5. Legend (2015) ---> klik
Skoro o Hardym mowa ... o mamo! To jeden z moich ulubionych filmów ostatnio! Brutalny, wulgarny, prawdziwy ale też smutny! Nie oglądam biografii ale ta robi wrażenie. A raczej robi wrażenie to co możemy poświęcić dla własnej rodziny, dla własnych interesów mimo, ze wiemy kto ma rację. Pomijając wątek gangsterski to film na czasie - bo każdy z nas w życiu toczy walkę ze swoimi słabościami czy nałogami. Cieszę się, że jest taki film, który jest dopracowany w każdym calu: kostiumy, scenografia, historia, klimat i genialna obsada! Pozycja obowiązkowa dla kinomanów! No i Hardy razy dwa - genialny!

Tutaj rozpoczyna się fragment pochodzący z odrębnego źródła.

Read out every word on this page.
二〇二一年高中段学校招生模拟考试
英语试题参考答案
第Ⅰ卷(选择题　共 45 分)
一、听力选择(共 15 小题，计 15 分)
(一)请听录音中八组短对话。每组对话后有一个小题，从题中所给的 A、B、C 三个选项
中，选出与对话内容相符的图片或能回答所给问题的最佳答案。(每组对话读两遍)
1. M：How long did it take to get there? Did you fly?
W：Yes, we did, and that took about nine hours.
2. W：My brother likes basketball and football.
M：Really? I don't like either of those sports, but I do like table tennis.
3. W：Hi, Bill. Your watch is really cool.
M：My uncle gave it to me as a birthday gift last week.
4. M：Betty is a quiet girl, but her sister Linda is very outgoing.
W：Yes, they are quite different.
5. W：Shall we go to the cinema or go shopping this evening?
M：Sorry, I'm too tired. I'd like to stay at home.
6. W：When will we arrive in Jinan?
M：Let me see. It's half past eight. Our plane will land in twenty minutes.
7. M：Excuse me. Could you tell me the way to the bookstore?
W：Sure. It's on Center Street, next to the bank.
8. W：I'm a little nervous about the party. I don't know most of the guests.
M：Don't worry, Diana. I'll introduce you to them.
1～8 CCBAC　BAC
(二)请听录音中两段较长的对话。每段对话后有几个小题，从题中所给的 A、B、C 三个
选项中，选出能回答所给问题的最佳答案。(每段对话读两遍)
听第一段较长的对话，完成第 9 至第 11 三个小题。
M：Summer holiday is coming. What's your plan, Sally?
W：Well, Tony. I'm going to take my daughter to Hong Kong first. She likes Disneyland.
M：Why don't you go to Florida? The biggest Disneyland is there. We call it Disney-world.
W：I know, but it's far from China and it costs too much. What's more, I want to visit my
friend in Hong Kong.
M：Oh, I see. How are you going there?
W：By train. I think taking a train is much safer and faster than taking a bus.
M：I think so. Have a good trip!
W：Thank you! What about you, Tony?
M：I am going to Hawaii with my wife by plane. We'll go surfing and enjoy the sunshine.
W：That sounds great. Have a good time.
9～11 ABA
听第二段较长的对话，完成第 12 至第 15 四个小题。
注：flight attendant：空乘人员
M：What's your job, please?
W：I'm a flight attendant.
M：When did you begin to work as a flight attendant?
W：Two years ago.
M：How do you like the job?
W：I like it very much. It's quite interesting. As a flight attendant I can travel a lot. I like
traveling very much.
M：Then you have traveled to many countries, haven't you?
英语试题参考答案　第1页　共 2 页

Miałam powiedzieć: dno, bagno, nie oglądajcie. W połowie filmu zmieniłam zdanie. Nie jest to horror najwyższych lotów, nie jest też zbyt straszny czy krwisty ( ubolewam nad tym) ale jest iny niż te którymi nas raczą w ostatnich czasach. Naprawdę byłam zaskoczona końcówką filmu, jego dalszą fabułą a przede wszystkim tą historią - jest tak pokręcona i intrygująca, że uplasowała film w moich 'odkryciach'. Mało znani aktorzy, film zrobiony bez wielkich kampanii reklamowych potrafi wprawić w osłupienie!

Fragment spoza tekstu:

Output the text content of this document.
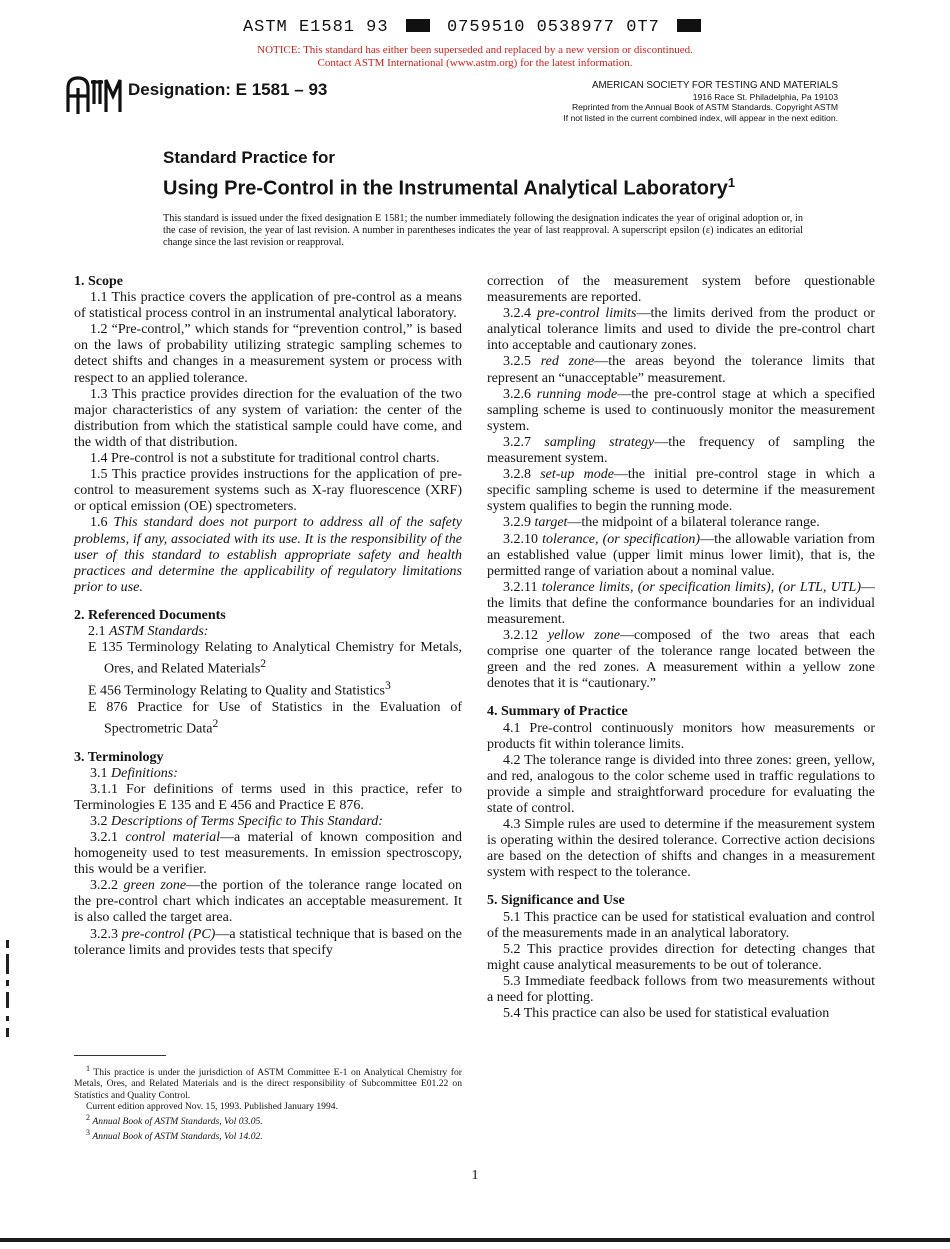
ASTM E1581 93	0759510 0538977 0T7
NOTICE: This standard has either been superseded and replaced by a new version or discontinued.
Contact ASTM International (www.astm.org) for the latest information.
Designation: E 1581 – 93	AMERICAN SOCIETY FOR TESTING AND MATERIALS
1916 Race St. Philadelphia, Pa 19103
Reprinted from the Annual Book of ASTM Standards. Copyright ASTM
If not listed in the current combined index, will appear in the next edition.
Standard Practice for
Using Pre-Control in the Instrumental Analytical Laboratory$^1$
This standard is issued under the fixed designation E 1581; the number immediately following the designation indicates the year of original adoption or, in the case of revision, the year of last revision. A number in parentheses indicates the year of last reapproval. A superscript epsilon (ε) indicates an editorial change since the last revision or reapproval.

1. Scope

1.1 This practice covers the application of pre-control as a means of statistical process control in an instrumental analytical laboratory.

1.2 “Pre-control,” which stands for “prevention control,” is based on the laws of probability utilizing strategic sampling schemes to detect shifts and changes in a measurement system or process with respect to an applied tolerance.

1.3 This practice provides direction for the evaluation of the two major characteristics of any system of variation: the center of the distribution from which the statistical sample could have come, and the width of that distribution.

1.4 Pre-control is not a substitute for traditional control charts.

1.5 This practice provides instructions for the application of pre-control to measurement systems such as X-ray fluorescence (XRF) or optical emission (OE) spectrometers.

1.6 This standard does not purport to address all of the safety problems, if any, associated with its use. It is the responsibility of the user of this standard to establish appropriate safety and health practices and determine the applicability of regulatory limitations prior to use.

2. Referenced Documents

2.1 ASTM Standards:

E 135 Terminology Relating to Analytical Chemistry for Metals, Ores, and Related Materials$^2$

E 456 Terminology Relating to Quality and Statistics$^3$

E 876 Practice for Use of Statistics in the Evaluation of Spectrometric Data$^2$

3. Terminology

3.1 Definitions:

3.1.1 For definitions of terms used in this practice, refer to Terminologies E 135 and E 456 and Practice E 876.

3.2 Descriptions of Terms Specific to This Standard:

3.2.1 control material—a material of known composition and homogeneity used to test measurements. In emission spectroscopy, this would be a verifier.

3.2.2 green zone—the portion of the tolerance range located on the pre-control chart which indicates an acceptable measurement. It is also called the target area.

3.2.3 pre-control (PC)—a statistical technique that is based on the tolerance limits and provides tests that specify

$^1$ This practice is under the jurisdiction of ASTM Committee E-1 on Analytical Chemistry for Metals, Ores, and Related Materials and is the direct responsibility of Subcommittee E01.22 on Statistics and Quality Control.

Current edition approved Nov. 15, 1993. Published January 1994.

$^2$ Annual Book of ASTM Standards, Vol 03.05.

$^3$ Annual Book of ASTM Standards, Vol 14.02.

correction of the measurement system before questionable measurements are reported.

3.2.4 pre-control limits—the limits derived from the product or analytical tolerance limits and used to divide the pre-control chart into acceptable and cautionary zones.

3.2.5 red zone—the areas beyond the tolerance limits that represent an “unacceptable” measurement.

3.2.6 running mode—the pre-control stage at which a specified sampling scheme is used to continuously monitor the measurement system.

3.2.7 sampling strategy—the frequency of sampling the measurement system.

3.2.8 set-up mode—the initial pre-control stage in which a specific sampling scheme is used to determine if the measurement system qualifies to begin the running mode.

3.2.9 target—the midpoint of a bilateral tolerance range.

3.2.10 tolerance, (or specification)—the allowable variation from an established value (upper limit minus lower limit), that is, the permitted range of variation about a nominal value.

3.2.11 tolerance limits, (or specification limits), (or LTL, UTL)—the limits that define the conformance boundaries for an individual measurement.

3.2.12 yellow zone—composed of the two areas that each comprise one quarter of the tolerance range located between the green and the red zones. A measurement within a yellow zone denotes that it is “cautionary.”

4. Summary of Practice

4.1 Pre-control continuously monitors how measurements or products fit within tolerance limits.

4.2 The tolerance range is divided into three zones: green, yellow, and red, analogous to the color scheme used in traffic regulations to provide a simple and straightforward procedure for evaluating the state of control.

4.3 Simple rules are used to determine if the measurement system is operating within the desired tolerance. Corrective action decisions are based on the detection of shifts and changes in a measurement system with respect to the tolerance.

5. Significance and Use

5.1 This practice can be used for statistical evaluation and control of the measurements made in an analytical laboratory.

5.2 This practice provides direction for detecting changes that might cause analytical measurements to be out of tolerance.

5.3 Immediate feedback follows from two measurements without a need for plotting.

5.4 This practice can also be used for statistical evaluation

1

Nie rozumiem jego fenomenu. 10 minut przed jego końcem po prostu zasnęłam. Niby ta historia jest ciekawa intrygująca, fascynująca ale nie dla mnie. Damon nadal w aktorskiej formie, nadal ma ' to coś' no ale... Oprócz kilku śmiesznych momentów ta historia do mnie nie mówi. Po prostu obejrzałam i już. Nie wiem skąd tyle nominacji. skąd tyle pochwał bo mi filmidło w pamięć nie zapadało. Mam nadzieję, że inaczej będzie z książką ;)
8. Praktykant (2015) ---> klik
Jeden z cieplejszych filmów jakie miałam przyjemność oglądać. Nie do końca zgadzam się z tym, że to komedia bo scen bawiących do łez nie ma. Ale jest magia nieprzewidywalnej przyjaźni,zrozumienia. Film ma w sobie wiele ciepła, jest wręcz otulający swoją historią. Jednak po zakończeniu czułam lekki niedosyt - czegoś mi brakowało. brakowało mi tu jakiegoś mocnego charakteru. Historia w sam raz na leniwe niedzielne popołudnie.

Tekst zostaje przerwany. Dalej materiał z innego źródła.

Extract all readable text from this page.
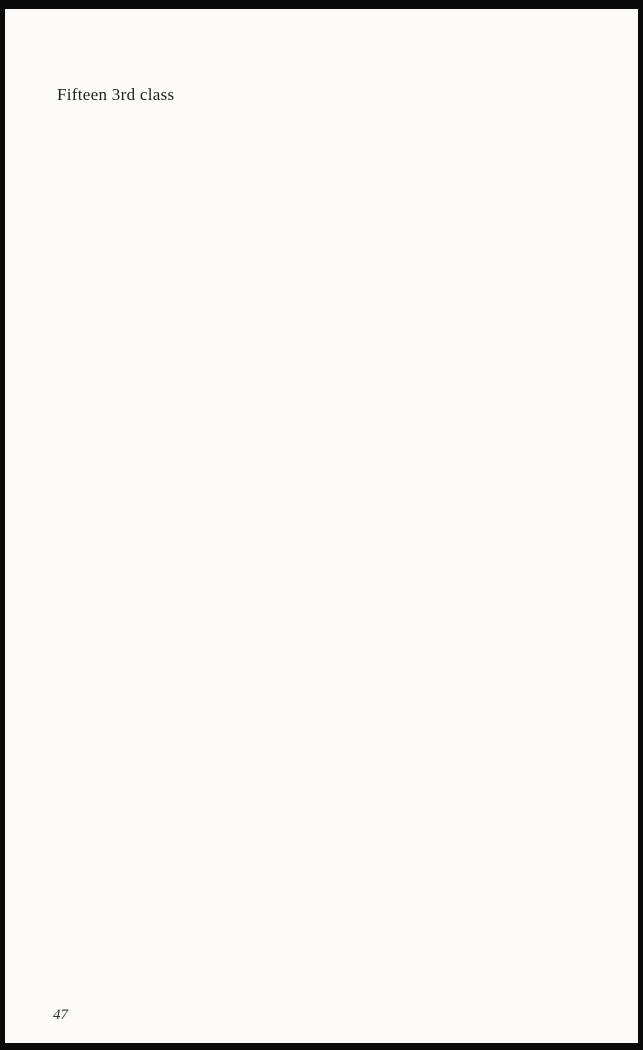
Fifteen 3rd class
47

9. Pakt z diabłem (2015) ---> klik
Depp ♥ i wszystko jasne. Niestety tutaj nie oglądamy pięknego Deppa, jego wygląd jest odstraszający ale jego gra aktorska to mistrzostwo! Kolejne typowe męskie kino: mordobicie, krew, zemsta ale też smutna historia człowieka, który chce mieć wszystko a traci dużo. Od początku do końca ta historia trzyma w napięciu, a ja jako widz naprawdę takiego obrotu spraw nigdy bym się nie spodziewała!
Cóż, ja uwielbiam mocne kino jak i dobrą bajkę czy komedię. Na razie obejrzałam to co miałam w planach. Czeka na mnie jeszcze Pentameron - tutaj naprawdę muszę mieć chęć na niego :D. To co obejrzałam to głównie 'męskie kino' ale co tam może znajdziecie coś dla siebie ;)
Znacie coś? Coś polecicie ciekawego do obejrzenia?